Toujours est-il que, par cette tentative d’appropriation spirituelle du nazisme, Heidegger cherche à redonner au questionnement sa dignité la plus haute en interrogeant précisément l’époque. En somme, Heidegger n’a cessé, au sein même du contexte historico-culturel entièrement bouleversé par le séisme nazi, de s’interroger sur le « lieu » à partir duquel une telle configuration mondiale a été possible. C’est dire que la question de l’« engagement » politique de Heidegger pourrait – en soumettant la geste heideggérienne à un effort radical de pensée et d’interprétation – se retourner et se reformuler en interrogation proprement philosophique quant à ce qui aura été ici appelé lieu. Comme si l’enjeu était maintenant de penser le lieu là où il ne serait pas encore réduit à sa détermination idéologique, identitaire, politique. Ce qui nous engagerait à poser cette question : en quoi et pourquoi le lieu de l’ontologie fondamentale et du questionnement qui s’y rattache a-t-il été déterminé et affermi au point de se penser en tant que lieu de la Nation ? Et plus radicalement, comment la réflexion en elle-même indéterminée sur le lieu s’est-elle déterminée en un moment spirituel et historique précis et revendiquée en tant que telle par un engagement subjectif ne souffrant ni doute, ni incertitude, ni surtout résistance ?

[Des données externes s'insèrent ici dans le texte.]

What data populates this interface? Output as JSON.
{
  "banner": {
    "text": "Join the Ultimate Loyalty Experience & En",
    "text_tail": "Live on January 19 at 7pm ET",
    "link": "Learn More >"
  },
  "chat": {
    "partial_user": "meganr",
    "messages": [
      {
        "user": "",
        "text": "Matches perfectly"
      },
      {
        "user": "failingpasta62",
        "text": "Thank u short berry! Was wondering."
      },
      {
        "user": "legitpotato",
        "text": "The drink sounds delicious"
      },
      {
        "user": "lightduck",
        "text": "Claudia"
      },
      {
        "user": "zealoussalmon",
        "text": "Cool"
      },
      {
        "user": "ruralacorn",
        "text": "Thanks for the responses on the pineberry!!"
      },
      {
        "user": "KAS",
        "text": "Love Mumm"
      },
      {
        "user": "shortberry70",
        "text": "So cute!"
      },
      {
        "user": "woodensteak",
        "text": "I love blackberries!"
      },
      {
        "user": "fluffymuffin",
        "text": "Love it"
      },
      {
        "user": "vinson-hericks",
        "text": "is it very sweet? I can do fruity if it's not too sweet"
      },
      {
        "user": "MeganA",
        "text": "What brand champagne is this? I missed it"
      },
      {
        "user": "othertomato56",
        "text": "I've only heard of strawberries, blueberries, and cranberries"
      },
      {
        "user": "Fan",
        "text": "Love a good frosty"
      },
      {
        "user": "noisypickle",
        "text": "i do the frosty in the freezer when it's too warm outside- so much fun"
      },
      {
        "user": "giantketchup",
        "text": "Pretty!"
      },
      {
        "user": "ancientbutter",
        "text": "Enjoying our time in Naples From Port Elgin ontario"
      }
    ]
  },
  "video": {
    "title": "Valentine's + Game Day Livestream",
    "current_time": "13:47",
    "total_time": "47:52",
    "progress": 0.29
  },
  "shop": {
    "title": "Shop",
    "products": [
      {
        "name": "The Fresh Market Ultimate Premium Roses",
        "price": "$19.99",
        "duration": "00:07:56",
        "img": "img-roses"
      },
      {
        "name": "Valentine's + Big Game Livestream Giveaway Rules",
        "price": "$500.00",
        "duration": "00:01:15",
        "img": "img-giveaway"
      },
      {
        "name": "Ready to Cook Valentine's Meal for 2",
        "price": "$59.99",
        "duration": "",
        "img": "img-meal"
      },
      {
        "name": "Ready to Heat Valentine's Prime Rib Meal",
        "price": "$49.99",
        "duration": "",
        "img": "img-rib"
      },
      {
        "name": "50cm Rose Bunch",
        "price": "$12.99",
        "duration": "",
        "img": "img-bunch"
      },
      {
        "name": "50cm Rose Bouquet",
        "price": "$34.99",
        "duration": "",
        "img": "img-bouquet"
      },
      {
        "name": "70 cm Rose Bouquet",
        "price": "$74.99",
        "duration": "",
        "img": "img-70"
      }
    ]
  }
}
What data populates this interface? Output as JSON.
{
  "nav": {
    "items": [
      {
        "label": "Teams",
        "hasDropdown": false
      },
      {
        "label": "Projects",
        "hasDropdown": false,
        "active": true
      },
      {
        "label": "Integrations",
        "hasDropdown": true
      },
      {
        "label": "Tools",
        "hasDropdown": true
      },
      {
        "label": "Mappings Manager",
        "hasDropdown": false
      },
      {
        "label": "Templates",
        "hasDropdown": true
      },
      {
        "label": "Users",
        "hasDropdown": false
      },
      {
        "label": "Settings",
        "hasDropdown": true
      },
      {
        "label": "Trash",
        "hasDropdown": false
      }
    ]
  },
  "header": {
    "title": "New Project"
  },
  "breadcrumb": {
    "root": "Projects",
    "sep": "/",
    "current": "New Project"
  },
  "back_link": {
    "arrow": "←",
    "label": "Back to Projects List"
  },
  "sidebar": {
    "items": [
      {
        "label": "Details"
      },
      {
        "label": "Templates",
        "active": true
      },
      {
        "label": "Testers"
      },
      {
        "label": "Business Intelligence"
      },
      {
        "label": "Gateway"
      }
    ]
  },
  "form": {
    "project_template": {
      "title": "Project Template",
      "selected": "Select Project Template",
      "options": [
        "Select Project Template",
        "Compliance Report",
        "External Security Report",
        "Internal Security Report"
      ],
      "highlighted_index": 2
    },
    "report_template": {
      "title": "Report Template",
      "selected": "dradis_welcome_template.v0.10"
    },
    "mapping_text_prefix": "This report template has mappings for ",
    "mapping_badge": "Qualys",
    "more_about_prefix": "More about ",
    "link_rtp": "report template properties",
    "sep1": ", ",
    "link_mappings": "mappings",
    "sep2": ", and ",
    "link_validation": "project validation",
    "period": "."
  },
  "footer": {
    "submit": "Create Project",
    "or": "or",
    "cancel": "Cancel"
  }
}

Pour tenter d’approcher ces questions il faudrait certainement concentrer notre analyse sur les séminaires professés par Heidegger de 1933 à 1945 et saisir comment le philosophe interprète les deux penseurs qui l’auront accompagnés durant cette époque, Nietzsche et Hölderlin. Car ce sont bien les séminaires sur Nietzsche et Hölderlin qui expriment la bipolarité au sein de laquelle se profile, selon Heidegger, le destin spirituel de l’Allemagne et par extension celui de l’Occident. Une étude approfondie de ce rapport nous permettrait de comprendre la détermination politique du lieu de pensée d’Etre et Temps et pourquoi il fallait repenser la question du lieu en ce qu’elle engagerait vers une toute autre radicalité. Au cœur de cette ouverture, préalablement déployée à la fois par Nietzsche et Hölderlin, Heidegger sera, en quelque sorte, tenu de soumettre la totalité de son « projet » philosophique à l’exigence de penser le lieu là où celui-ci ne saurait se confondre ou se réduire à l’espace circonscrit par la Nation, le peuple, la communauté, etc. Cette exigence ainsi renouvelée aura précisément marqué, pour Heidegger, la nécessité de préserver et de sauvegarder la possibilité insigne de penser le pas encore quant au lieu. Comme si penser le lieu requérait d’approcher ce qui le sauvegarde de sa détermination, et donc ce qui le préserve dans une radicale indétermination. D’où cette incontournable conséquence : penser le lieu requiert de répéter à la fois et simultanément son indétermination et sa détermination en posant par le même geste de pensée que tout « engagement » est d’emblée pris dans la tension indissoluble entre des exigences ou des commandements radicalement opposés.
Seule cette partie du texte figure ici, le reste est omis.